Back to School, Back to the Grind

Back to School, Back to the Grind

For most students, the ten weeks of summer are a time of rest, relaxation, travel, and general contentedness. All things come to an end eventually, and summer is certainly no exception. As school gets rolling once again, students reflect on their vacations and the 180 days ahead.

“I was actually pretty psyched to come back to school,” said Courtney Aceto (’13), chatting excitedly with friends in homeroom on the third day of the year. “I hadn’t seen all of my friends since the end of last year.”

Bri Busch (’13) exhibited the opposite end of the spectrum. In regards to returning to North Point she said, “I really didn’t want to come, I really didn’t. I was enjoying my summer.” However, she continued, “In a couple weeks I’ll be glad I’m not sitting and doing nothing.”

Alphonso Gaston Lopez (’13), class officer, had quite a lot to say.  When asked about his feelings to coming back to school, he explained his ambivalence.  Though there was a certain fear of the new, he couldn’t help but believe that “there is always something to look forward to.” He looks forward to new social experiences, and sets the goal of balancing “life as a scholar, and being a friend.”  He is “realistically optimistic” about joining school yet again.

For freshmen, this year marks even greater changes. Tahirah Johnson (’14), looks forward to joining Glee club and Dance club. She’s also “excited to meet people and catch up with old friends.” She is apprehensive about some aspects of school, though. “I’m scared that they’re going to be hard,” she said in regards to her classes this year.

Samantha Lawler (’14), though a little nervous about starting school, says the new experiences are exhilarating.  Her favorite class so far is Art 1 because of the new experiences provided, and already has some advice for her fellow newcomers-students along with teachers.  She says to not be frightened, because the year will begin so much worse than it needs to be.

For North Point veterans, this year’s most significant adjustments have to do with NEST, the new hour long lunch. The first few days of school were used to work out the kinks in the system, including long lunch lines and crowded hallways. Opinions remain mixed on the subject, with students both strongly opposing and supporting NEST.
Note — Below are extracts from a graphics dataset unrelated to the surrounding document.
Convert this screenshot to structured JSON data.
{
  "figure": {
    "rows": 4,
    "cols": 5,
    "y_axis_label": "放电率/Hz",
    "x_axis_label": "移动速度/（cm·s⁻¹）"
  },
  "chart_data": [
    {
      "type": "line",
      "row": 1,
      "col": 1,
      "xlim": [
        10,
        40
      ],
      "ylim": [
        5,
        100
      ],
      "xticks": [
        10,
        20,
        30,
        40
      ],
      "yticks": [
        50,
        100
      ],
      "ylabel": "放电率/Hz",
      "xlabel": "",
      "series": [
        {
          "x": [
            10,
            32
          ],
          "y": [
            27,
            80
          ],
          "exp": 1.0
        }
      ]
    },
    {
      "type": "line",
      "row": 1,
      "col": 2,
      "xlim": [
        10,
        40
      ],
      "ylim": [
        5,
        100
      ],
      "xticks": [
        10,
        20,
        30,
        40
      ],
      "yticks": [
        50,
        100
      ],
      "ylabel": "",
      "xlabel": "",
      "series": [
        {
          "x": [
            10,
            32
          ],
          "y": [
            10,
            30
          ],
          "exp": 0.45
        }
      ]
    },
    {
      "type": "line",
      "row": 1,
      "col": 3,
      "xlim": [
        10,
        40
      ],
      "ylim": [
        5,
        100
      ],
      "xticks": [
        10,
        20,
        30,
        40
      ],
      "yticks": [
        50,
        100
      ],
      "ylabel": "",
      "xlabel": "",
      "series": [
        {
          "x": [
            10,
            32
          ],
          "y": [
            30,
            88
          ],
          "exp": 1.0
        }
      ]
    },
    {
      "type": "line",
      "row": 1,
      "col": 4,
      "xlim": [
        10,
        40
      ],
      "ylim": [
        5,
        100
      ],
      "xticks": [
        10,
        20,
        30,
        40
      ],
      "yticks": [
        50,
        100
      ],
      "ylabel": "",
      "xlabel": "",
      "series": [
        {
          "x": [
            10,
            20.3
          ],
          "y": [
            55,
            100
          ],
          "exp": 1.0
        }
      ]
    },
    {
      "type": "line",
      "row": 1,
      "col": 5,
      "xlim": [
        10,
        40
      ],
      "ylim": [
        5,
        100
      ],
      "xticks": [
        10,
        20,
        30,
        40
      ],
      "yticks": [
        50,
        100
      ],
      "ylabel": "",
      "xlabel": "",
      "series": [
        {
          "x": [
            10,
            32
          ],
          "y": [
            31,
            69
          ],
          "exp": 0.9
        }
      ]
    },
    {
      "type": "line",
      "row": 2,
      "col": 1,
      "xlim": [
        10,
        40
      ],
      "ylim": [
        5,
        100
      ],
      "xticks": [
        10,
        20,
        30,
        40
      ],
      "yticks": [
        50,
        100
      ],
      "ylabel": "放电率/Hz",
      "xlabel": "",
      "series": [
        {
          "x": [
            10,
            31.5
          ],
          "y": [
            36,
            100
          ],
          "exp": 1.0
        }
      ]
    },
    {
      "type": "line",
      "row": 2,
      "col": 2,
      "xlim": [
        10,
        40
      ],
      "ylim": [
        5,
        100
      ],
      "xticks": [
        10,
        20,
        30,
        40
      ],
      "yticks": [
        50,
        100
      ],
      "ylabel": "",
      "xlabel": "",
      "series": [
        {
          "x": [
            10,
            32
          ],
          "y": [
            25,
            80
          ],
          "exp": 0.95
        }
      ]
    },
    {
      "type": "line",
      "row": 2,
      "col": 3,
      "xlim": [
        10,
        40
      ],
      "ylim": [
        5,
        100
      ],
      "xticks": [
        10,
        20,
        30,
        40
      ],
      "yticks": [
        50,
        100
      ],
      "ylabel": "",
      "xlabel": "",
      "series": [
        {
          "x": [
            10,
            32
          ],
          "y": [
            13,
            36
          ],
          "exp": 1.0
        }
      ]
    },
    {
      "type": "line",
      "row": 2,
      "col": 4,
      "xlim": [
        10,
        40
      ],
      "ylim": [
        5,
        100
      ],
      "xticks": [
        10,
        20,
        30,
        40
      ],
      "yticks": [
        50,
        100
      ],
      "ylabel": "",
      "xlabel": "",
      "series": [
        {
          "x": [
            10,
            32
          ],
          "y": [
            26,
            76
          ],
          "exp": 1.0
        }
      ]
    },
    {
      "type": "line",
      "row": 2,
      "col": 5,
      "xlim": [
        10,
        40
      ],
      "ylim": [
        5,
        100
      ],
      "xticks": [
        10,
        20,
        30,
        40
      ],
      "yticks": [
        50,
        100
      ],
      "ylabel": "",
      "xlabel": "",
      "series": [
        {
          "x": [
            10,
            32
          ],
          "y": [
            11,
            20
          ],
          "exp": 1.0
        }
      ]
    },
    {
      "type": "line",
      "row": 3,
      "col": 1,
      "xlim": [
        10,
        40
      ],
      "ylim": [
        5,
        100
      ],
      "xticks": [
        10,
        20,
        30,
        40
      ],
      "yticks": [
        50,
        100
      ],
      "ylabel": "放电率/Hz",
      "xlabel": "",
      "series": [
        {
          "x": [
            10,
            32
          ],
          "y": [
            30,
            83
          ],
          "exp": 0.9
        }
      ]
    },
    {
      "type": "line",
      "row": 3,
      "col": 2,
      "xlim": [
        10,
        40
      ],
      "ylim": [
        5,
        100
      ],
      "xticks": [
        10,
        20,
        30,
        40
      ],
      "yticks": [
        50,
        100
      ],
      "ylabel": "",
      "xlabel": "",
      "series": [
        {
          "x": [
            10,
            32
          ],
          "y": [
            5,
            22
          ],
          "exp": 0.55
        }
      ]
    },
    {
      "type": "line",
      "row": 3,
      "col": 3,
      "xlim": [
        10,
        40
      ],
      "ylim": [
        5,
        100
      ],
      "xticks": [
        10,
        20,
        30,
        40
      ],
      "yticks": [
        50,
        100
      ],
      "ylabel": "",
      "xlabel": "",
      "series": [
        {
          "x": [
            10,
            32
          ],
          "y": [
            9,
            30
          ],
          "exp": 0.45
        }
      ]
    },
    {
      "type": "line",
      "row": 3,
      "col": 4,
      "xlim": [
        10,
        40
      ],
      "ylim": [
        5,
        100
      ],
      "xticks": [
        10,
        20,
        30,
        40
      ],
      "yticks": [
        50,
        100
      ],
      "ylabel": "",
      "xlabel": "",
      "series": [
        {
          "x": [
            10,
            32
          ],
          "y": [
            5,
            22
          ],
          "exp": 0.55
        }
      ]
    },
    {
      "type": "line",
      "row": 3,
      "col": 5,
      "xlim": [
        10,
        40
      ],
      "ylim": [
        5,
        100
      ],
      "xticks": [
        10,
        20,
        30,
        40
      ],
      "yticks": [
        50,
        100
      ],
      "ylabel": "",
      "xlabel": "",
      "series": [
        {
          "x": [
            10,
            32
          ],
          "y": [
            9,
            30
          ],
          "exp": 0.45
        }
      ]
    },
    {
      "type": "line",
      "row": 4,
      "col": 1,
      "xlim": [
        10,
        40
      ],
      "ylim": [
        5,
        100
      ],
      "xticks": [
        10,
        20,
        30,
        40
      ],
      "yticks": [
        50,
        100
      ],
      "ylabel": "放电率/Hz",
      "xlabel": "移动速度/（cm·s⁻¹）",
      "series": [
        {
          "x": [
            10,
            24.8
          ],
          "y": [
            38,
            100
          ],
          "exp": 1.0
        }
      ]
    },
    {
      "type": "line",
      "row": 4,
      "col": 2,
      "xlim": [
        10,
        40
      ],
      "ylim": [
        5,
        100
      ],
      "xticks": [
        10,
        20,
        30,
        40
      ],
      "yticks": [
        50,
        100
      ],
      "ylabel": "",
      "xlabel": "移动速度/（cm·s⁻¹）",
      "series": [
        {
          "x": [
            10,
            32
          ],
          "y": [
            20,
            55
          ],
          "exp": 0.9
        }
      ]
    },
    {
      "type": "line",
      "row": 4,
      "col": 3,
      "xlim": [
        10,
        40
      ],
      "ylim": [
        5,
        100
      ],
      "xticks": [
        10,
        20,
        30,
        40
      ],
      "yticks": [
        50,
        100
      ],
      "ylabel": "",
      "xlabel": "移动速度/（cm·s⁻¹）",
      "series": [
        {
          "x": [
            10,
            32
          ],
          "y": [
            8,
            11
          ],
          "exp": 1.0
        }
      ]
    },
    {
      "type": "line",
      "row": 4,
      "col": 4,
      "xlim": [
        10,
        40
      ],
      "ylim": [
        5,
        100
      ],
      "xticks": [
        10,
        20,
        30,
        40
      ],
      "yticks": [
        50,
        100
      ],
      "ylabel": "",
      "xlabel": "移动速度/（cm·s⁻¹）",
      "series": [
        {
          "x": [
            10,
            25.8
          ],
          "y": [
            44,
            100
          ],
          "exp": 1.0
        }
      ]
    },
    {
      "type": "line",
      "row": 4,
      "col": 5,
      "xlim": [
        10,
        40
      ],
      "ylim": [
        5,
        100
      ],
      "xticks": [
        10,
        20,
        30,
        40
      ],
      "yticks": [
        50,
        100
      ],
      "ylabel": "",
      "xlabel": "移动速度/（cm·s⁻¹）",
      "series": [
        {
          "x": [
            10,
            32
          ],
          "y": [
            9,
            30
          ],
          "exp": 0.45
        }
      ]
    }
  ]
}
“I like the concept, but I wish it were more structured. I really do like the clubs during lunch instead of after school, because it saves me homework time,” said Elizabeth Burgess (’13), who staked out a place in the crowded Fine Arts hallway during Wednesday’s NEST.

After speaking with upperclassmen and incoming freshmen, the same conclusion comes to mind: work hard and do your best and you will fulfill your academic expectations.   However, it was also advised to balance academics with enjoyable clubs and/or sports.  Just remember-school is important, but it becomes a lot more fun when you get involved.  Join a club or try out for a sport.  Do something to get involved, and remember that “THE REAL WORLD STARTS HERE!”